You are making my dream of becoming a creator closer to reality, and I can’t thank you enough. I genuinely never expected to have an audience of hundreds of readers tuning into my chaotic ramblings every week, but here we are.
So I’ll ask again, what’s one thing you’re feeling especially thankful for? Hit reply to this email and let me know. I would love to share your responses with the rest of the community, so send ‘em away and keep an eye out for a shout-out in next week’s issue!
Thank you again ❤️
-Luke
Numbers are Stupid
Source: LearnG2
Take it from me: the more value you place on vanity metrics, the unhappier you’ll be as a creator.
When I first started, I was obsessed with metrics. As a lil baby micro-creator (I know my worth), I used to check my numbers constantly. And it wasn’t pretty.
In my first full year of writing this newsletter every single week, I didn’t even break 160 subscribers.
Seriously.
Worse, most of those subscribers didn’t even sign up for the content. They were people I knew personally or people I convinced to subscribe after a conversation. I’d see the analytics: they’d open the email, skim for a second, and close it. It was disheartening.
I often questioned why I was even doing this.
It takes hours. It makes me no money. Nobody reads it. And on top of that, I didn’t feel like I could fully express myself creatively. I kept wondering: What’s the point?
For over two years, I let those numbers mess with my head. Even as they grew slowly, I obsessed over every dip and peak, feeling like I had no control, and no creative freedom.
But a few months ago, something shifted (you already know that pun was intended 😤).
Instead of staring at subscriber counts, hoping that I bring in thousands of readers, I started doubling down on creating the kind of content I love, and to my pleasant surprise, this is the content that seems to resonate with you.
It’s funny, really. As I made the transition into not caring about those vanity metrics and subscriber counts, my audience started to grow. Where I was once gaining and losing subscribers every week, I’m now finding that readers are not only joining the community, they’re sticking around!
Now, all of this said is not to toot my own horn. This is supposed to be a wake-up call to you creators who are where I was just a few months ago.

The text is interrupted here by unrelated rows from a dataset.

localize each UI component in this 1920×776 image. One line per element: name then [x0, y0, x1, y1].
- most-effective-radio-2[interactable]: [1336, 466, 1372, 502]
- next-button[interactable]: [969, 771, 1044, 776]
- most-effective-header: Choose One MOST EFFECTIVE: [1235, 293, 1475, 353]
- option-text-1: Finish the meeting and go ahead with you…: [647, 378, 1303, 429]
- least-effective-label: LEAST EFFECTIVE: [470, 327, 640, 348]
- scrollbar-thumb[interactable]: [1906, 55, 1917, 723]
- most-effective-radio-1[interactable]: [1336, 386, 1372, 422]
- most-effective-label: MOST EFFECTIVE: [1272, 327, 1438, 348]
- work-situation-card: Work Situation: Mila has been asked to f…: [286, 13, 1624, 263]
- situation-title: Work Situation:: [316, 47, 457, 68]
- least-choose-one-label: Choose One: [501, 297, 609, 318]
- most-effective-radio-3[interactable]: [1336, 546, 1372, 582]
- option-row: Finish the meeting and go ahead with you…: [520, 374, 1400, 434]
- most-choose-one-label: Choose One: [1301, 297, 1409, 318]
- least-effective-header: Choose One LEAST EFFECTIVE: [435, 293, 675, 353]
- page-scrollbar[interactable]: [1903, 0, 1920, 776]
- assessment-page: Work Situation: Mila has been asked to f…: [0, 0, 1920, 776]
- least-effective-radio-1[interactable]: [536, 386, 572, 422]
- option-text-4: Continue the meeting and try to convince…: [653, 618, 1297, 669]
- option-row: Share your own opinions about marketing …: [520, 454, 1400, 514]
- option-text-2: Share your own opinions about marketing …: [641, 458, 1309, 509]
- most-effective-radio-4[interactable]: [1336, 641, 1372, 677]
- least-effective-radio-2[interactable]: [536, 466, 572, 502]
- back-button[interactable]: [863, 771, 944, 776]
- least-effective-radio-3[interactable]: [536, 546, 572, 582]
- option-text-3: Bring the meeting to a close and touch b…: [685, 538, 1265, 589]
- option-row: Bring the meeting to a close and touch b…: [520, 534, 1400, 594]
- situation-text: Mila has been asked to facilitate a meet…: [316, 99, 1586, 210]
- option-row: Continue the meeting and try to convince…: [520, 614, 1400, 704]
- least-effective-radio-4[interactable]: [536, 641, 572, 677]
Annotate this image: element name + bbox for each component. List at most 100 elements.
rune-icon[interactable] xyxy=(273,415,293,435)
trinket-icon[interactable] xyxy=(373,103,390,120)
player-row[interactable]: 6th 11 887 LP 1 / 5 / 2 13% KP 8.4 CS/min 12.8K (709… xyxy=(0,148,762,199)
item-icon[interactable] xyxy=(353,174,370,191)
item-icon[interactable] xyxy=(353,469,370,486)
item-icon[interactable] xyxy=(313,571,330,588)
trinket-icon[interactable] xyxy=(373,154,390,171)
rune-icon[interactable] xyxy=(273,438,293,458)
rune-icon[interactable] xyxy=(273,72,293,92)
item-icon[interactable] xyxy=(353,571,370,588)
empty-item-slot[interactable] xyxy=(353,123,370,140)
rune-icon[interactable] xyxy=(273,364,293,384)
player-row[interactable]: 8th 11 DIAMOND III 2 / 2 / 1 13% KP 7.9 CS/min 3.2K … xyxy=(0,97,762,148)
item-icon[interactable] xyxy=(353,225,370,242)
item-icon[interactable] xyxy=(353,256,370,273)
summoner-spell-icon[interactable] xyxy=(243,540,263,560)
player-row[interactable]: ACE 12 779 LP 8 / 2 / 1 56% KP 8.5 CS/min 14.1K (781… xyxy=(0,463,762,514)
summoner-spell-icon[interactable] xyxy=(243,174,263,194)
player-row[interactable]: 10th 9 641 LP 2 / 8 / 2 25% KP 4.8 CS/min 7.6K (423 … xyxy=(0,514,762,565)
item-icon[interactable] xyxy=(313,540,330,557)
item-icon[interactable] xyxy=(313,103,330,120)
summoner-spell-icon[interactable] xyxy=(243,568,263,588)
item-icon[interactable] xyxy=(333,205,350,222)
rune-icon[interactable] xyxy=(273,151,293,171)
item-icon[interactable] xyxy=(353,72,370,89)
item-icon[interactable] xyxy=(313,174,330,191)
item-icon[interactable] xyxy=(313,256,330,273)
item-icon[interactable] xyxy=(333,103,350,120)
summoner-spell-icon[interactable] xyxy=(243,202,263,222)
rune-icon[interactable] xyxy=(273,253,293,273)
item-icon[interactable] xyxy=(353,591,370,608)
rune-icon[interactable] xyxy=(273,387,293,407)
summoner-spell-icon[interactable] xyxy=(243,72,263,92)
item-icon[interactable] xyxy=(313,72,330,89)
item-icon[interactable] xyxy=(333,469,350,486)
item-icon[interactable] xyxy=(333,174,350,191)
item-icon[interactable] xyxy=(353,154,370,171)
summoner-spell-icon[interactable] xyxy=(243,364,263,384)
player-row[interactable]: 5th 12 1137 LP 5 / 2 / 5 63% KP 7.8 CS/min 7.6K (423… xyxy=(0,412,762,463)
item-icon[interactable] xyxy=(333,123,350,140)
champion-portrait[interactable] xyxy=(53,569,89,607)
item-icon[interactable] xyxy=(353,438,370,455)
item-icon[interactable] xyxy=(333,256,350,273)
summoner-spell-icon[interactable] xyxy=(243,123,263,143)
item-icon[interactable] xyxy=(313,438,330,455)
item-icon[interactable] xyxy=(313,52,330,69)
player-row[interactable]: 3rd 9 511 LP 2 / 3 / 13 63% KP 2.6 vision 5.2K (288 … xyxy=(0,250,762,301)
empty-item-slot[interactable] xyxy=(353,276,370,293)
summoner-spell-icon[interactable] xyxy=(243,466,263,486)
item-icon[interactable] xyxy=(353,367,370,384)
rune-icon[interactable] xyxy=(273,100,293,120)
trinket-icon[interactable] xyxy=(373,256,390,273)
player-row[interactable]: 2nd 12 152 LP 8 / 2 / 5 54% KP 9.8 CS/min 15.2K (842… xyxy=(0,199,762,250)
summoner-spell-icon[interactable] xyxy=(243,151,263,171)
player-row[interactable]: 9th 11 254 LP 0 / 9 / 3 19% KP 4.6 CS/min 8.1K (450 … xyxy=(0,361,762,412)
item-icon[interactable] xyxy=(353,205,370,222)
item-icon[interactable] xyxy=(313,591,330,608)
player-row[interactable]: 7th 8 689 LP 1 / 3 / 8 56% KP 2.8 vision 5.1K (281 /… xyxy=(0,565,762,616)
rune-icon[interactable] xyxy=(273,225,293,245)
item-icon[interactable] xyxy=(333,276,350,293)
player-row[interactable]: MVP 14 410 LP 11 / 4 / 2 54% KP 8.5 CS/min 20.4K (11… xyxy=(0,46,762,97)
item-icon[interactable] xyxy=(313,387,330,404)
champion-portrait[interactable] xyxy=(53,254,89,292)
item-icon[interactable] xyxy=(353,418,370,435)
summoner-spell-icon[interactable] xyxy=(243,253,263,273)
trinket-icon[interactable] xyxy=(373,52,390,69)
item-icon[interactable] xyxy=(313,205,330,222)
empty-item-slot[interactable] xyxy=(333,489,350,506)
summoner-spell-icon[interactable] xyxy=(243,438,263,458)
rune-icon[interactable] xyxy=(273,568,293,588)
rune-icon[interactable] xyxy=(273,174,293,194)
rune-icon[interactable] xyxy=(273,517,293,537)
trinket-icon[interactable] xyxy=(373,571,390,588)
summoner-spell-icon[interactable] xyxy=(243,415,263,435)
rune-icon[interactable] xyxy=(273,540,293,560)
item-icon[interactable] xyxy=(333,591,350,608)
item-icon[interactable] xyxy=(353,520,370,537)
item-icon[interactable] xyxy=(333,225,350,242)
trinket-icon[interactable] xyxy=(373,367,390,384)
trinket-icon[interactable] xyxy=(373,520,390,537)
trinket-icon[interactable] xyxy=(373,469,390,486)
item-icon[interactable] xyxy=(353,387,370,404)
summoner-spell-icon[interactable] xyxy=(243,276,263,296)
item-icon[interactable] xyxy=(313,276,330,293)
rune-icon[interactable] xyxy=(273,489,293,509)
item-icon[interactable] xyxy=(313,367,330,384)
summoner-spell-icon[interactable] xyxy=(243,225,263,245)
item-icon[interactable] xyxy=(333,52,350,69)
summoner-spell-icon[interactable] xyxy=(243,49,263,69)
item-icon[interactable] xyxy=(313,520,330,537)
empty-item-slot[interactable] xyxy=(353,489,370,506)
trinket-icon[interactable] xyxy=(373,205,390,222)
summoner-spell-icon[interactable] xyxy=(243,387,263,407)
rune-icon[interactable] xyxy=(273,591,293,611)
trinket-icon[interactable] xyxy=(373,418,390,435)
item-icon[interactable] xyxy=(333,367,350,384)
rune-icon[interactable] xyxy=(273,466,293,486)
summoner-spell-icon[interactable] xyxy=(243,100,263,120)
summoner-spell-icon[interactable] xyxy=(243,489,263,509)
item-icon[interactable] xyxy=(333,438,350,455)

Stop caring for the audience that you could have, and start caring for the audience that you have now!
At the end of the day, the hard truth is this:
You’re going to lose followers.
You’re going to have flopped content.
You’re not always going to hit the mark.
You’re going to fail sometimes.
And that’s ok.
Focus on crafting stronger content that resonates with your audience, and once you find that, keep exploring. It’s more than likely that you’ve already found what makes your audience tick, now you just have to keep going to bring in even more like-minded audience members.
While it’s insanely hard to simply forget about the almighty follower count, just remember this: numbers are stupid, and your metrics don’t matter.